Ardahan Üniversitesi Rektörü: Harvard'la ortaklık yaptık

Ardahan Türkiye'nin Kafkaslar'a açılan kapısı ve kuzey doğunun yıldızıdır. Şimdi bu yıldızı göklerde sürekli tutmak için Ardahan Üniversitesi yükseliyor.

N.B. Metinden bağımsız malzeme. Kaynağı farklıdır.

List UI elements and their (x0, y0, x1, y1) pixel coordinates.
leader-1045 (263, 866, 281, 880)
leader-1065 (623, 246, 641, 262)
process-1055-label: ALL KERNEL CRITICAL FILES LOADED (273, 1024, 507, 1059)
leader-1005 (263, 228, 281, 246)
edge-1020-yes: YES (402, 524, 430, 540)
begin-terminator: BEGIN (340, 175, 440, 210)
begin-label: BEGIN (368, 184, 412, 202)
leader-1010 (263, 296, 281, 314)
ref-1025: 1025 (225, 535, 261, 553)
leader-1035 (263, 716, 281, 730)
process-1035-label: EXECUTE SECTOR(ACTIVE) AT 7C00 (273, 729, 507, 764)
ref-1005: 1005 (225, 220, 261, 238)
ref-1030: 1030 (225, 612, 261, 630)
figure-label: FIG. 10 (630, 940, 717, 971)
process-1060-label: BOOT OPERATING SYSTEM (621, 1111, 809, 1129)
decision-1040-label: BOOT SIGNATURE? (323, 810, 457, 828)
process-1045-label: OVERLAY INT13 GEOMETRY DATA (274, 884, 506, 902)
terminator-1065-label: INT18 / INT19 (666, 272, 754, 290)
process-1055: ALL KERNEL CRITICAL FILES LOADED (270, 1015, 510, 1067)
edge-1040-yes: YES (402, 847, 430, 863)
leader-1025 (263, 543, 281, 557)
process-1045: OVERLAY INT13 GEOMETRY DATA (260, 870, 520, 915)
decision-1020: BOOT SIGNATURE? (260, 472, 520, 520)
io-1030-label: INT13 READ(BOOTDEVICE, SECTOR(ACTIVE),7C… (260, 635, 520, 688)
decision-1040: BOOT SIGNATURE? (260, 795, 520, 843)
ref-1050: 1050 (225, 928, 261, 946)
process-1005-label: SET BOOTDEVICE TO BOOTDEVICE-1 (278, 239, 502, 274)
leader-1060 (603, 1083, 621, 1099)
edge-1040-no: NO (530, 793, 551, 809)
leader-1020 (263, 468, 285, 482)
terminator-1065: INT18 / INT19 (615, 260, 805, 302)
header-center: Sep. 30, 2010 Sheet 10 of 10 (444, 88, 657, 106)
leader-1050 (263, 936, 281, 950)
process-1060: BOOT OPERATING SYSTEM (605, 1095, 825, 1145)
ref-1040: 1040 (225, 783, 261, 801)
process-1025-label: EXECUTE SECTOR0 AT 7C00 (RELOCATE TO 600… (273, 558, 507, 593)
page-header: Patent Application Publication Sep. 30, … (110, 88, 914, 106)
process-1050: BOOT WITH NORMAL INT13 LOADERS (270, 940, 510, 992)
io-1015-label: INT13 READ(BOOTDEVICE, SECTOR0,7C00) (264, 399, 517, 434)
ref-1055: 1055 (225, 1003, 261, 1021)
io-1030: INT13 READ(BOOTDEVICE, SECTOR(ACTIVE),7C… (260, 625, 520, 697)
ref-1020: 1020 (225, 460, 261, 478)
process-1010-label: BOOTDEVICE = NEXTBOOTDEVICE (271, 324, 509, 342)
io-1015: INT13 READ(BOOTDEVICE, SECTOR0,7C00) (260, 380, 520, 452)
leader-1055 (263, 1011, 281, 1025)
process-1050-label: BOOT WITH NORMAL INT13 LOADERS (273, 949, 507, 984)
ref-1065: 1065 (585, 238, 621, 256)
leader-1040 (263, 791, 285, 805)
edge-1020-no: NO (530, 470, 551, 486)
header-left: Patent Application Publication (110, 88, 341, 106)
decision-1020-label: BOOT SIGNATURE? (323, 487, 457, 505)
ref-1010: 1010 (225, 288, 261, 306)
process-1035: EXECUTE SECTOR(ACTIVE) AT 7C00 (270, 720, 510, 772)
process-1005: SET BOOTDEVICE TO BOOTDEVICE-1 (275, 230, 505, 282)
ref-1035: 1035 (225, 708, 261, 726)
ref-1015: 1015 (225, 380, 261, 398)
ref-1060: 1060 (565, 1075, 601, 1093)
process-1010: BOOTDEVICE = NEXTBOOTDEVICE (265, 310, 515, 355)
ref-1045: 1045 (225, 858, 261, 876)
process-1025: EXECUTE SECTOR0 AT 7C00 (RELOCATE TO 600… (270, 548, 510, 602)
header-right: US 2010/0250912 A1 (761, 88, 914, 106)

Üniversitelerin acil sorunları, öncelikle vizyon sorunudur. Filoloji alanını uluslararası rekabet edebileceğimiz bir alan olarak seçtik. Ardahan'da gerçekleştirdiğimiz "Tehlike Altındaki Diller Konferansı" dünyada çok büyük yankı uyandırdı ve üniversitemizi Harvard ile partner yaptı.
Prof. Dr. Ramazan Korkmaz
1962'de Çıldır'da doğdu. 1985'te Atatürk Üniversitesi Fen-Edebiyat Fakültesi Türk Dili ve Edebiyatı Bölümünü bitirdi ve aynı yıl Fırat Üniversitesinde Araştırma Görevliliği sınavlarını kazandı. Aynı üniversitede 1991'de doktorasını tamamladı. 1996'da doçent, 2001'de profesör oldu. 4 yıl Doğu Akdeniz Üniversitesi "Konuk Öğretim Üyesi" olarak çalıştı. Yurtiçi ve yurtdışı sempozyumlarda sunulmuş tebliğleri ve alanıyla ilgili 60'ın üzerinde bilimsel makalesi mevcuttur. 2008'de kurulan Ardahan Üniversitesi'ne Kurucu Rektör olarak atanan ve halen bu görevini sürdüren Korkmaz, 2009'da kurucu başkanlığını üstlendiği Kafkasya Üniversiteler Birliği bünyesinde bölge üniversiteleri ile işbirliklerini akademik düzeyde yürütmektedir. Kırgızistan-Türkiye Manas Üniversitesi Mütevelli Heyet Üyeliği görevini de sürdüren Korkmaz ayrıca, Europe Business Assembly (EBA) tarafından İngiltere'nin Oxford şehrinde 25-27 Ekim 2012 tarihleri arasında yapılan "Oxford Liderler Zirvesi" toplantısında "Yılın Rektörü" ödülünü almıştır. Prof. Dr. Ramazan Korkmaz evli ve üç çocuk babasıdır.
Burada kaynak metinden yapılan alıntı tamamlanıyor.